The clothing may have been drab, unfashionable and with little choice available in colour or style, but I doubt all of it was shoddily made. In Britain during wartime and post-war austerity, fabric was in short supply and so clothing was expensive and used up a lot of ration coupons. Accordingly by government directive all manufactured clothing was expected to be hard-wearing and last for many years. My dad's 1948 demob suit lasted decades beyond his first post-war employment - largely because it didn't fit and he hated it - however he continued to wear his grey gabardine demob raincoat well into the 1980s, and even then when it was retired from regular public use it continued to serve as tough gardening wear (of course it also helped that my dad was almost as slim in his 60s as he'd been in his 20s). 
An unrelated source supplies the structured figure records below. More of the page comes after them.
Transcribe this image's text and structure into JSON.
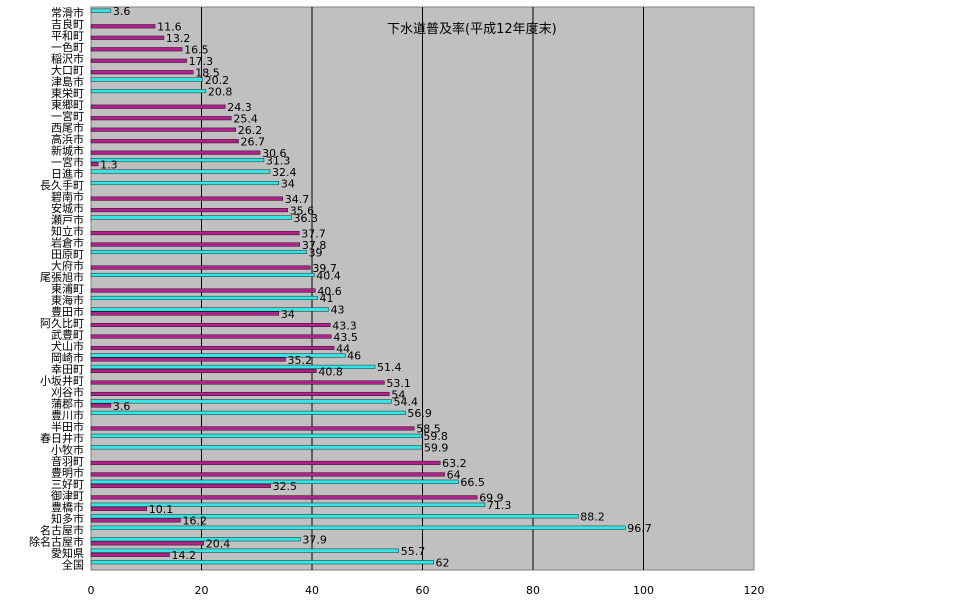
{
  "chart_data": {
    "type": "bar",
    "orientation": "horizontal",
    "title": "下水道普及率(平成12年度末)",
    "xlim": [
      0,
      120
    ],
    "xticks": [
      0,
      20,
      40,
      60,
      80,
      100,
      120
    ],
    "grid": "vertical",
    "colors": {
      "plot_bg": "#c0c0c0",
      "cyan": "#33e6e6",
      "magenta": "#b2208c"
    },
    "rows": [
      {
        "label": "常滑市",
        "cyan": 3.6,
        "magenta": null
      },
      {
        "label": "吉良町",
        "cyan": null,
        "magenta": 11.6
      },
      {
        "label": "平和町",
        "cyan": null,
        "magenta": 13.2
      },
      {
        "label": "一色町",
        "cyan": null,
        "magenta": 16.5
      },
      {
        "label": "稲沢市",
        "cyan": null,
        "magenta": 17.3
      },
      {
        "label": "大口町",
        "cyan": null,
        "magenta": 18.5
      },
      {
        "label": "津島市",
        "cyan": 20.2,
        "magenta": null
      },
      {
        "label": "東栄町",
        "cyan": 20.8,
        "magenta": null
      },
      {
        "label": "東郷町",
        "cyan": null,
        "magenta": 24.3
      },
      {
        "label": "一宮町",
        "cyan": null,
        "magenta": 25.4
      },
      {
        "label": "西尾市",
        "cyan": null,
        "magenta": 26.2
      },
      {
        "label": "高浜市",
        "cyan": null,
        "magenta": 26.7
      },
      {
        "label": "新城市",
        "cyan": null,
        "magenta": 30.6
      },
      {
        "label": "一宮市",
        "cyan": 31.3,
        "magenta": 1.3
      },
      {
        "label": "日進市",
        "cyan": 32.4,
        "magenta": null
      },
      {
        "label": "長久手町",
        "cyan": 34,
        "magenta": null
      },
      {
        "label": "碧南市",
        "cyan": null,
        "magenta": 34.7
      },
      {
        "label": "安城市",
        "cyan": null,
        "magenta": 35.6
      },
      {
        "label": "瀬戸市",
        "cyan": 36.3,
        "magenta": null
      },
      {
        "label": "知立市",
        "cyan": null,
        "magenta": 37.7
      },
      {
        "label": "岩倉市",
        "cyan": null,
        "magenta": 37.8
      },
      {
        "label": "田原町",
        "cyan": 39,
        "magenta": null
      },
      {
        "label": "大府市",
        "cyan": null,
        "magenta": 39.7
      },
      {
        "label": "尾張旭市",
        "cyan": 40.4,
        "magenta": null
      },
      {
        "label": "東浦町",
        "cyan": null,
        "magenta": 40.6
      },
      {
        "label": "東海市",
        "cyan": 41,
        "magenta": null
      },
      {
        "label": "豊田市",
        "cyan": 43,
        "magenta": 34
      },
      {
        "label": "阿久比町",
        "cyan": null,
        "magenta": 43.3
      },
      {
        "label": "武豊町",
        "cyan": null,
        "magenta": 43.5
      },
      {
        "label": "犬山市",
        "cyan": null,
        "magenta": 44
      },
      {
        "label": "岡崎市",
        "cyan": 46,
        "magenta": 35.2
      },
      {
        "label": "幸田町",
        "cyan": 51.4,
        "magenta": 40.8
      },
      {
        "label": "小坂井町",
        "cyan": null,
        "magenta": 53.1
      },
      {
        "label": "刈谷市",
        "cyan": null,
        "magenta": 54
      },
      {
        "label": "蒲郡市",
        "cyan": 54.4,
        "magenta": 3.6
      },
      {
        "label": "豊川市",
        "cyan": 56.9,
        "magenta": null
      },
      {
        "label": "半田市",
        "cyan": null,
        "magenta": 58.5
      },
      {
        "label": "春日井市",
        "cyan": 59.8,
        "magenta": null
      },
      {
        "label": "小牧市",
        "cyan": 59.9,
        "magenta": null
      },
      {
        "label": "音羽町",
        "cyan": null,
        "magenta": 63.2
      },
      {
        "label": "豊明市",
        "cyan": null,
        "magenta": 64
      },
      {
        "label": "三好町",
        "cyan": 66.5,
        "magenta": 32.5
      },
      {
        "label": "御津町",
        "cyan": null,
        "magenta": 69.9
      },
      {
        "label": "豊橋市",
        "cyan": 71.3,
        "magenta": 10.1
      },
      {
        "label": "知多市",
        "cyan": 88.2,
        "magenta": 16.2
      },
      {
        "label": "名古屋市",
        "cyan": 96.7,
        "magenta": null
      },
      {
        "label": "除名古屋市",
        "cyan": 37.9,
        "magenta": 20.4
      },
      {
        "label": "愛知県",
        "cyan": 55.7,
        "magenta": 14.2
      },
      {
        "label": "全国",
        "cyan": 62,
        "magenta": null
      }
    ]
  }
}
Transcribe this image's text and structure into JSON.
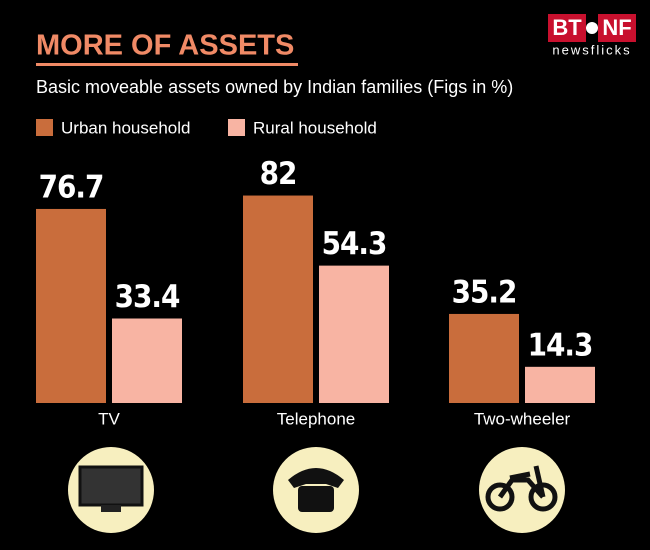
{
  "logo": {
    "left": "BT",
    "right": "NF",
    "tagline": "newsflicks"
  },
  "chart_data": {
    "type": "bar",
    "title": "MORE OF ASSETS",
    "subtitle": "Basic moveable assets owned by Indian families (Figs in %)",
    "categories": [
      "TV",
      "Telephone",
      "Two-wheeler"
    ],
    "series": [
      {
        "name": "Urban household",
        "color": "#c96d3c",
        "values": [
          76.7,
          82,
          35.2
        ]
      },
      {
        "name": "Rural household",
        "color": "#f8b4a3",
        "values": [
          33.4,
          54.3,
          14.3
        ]
      }
    ]
  }
}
To my mind it makes economic sense for the authorities in the CSSR to have restricted choice and discourage wasteful fripperies (such as different coloured or textured fabrics, plus unnecessary pleats, wide flairs or lapels that all use extra cloth), however to skimp on the overall quality - such that clothing was less durable and more often needed replacement - makes little sense. So while I don't actually know whether Soviet-era clothing was particularly well-made, or not, it certainly would make sense for it to have been functional and long-lasting. Indeed if it was 'durable-but-drab' I can well understand people having affection for sturdy, long-lasting clothes of the type that they'd grown up with and been accustomed to wearing for many years.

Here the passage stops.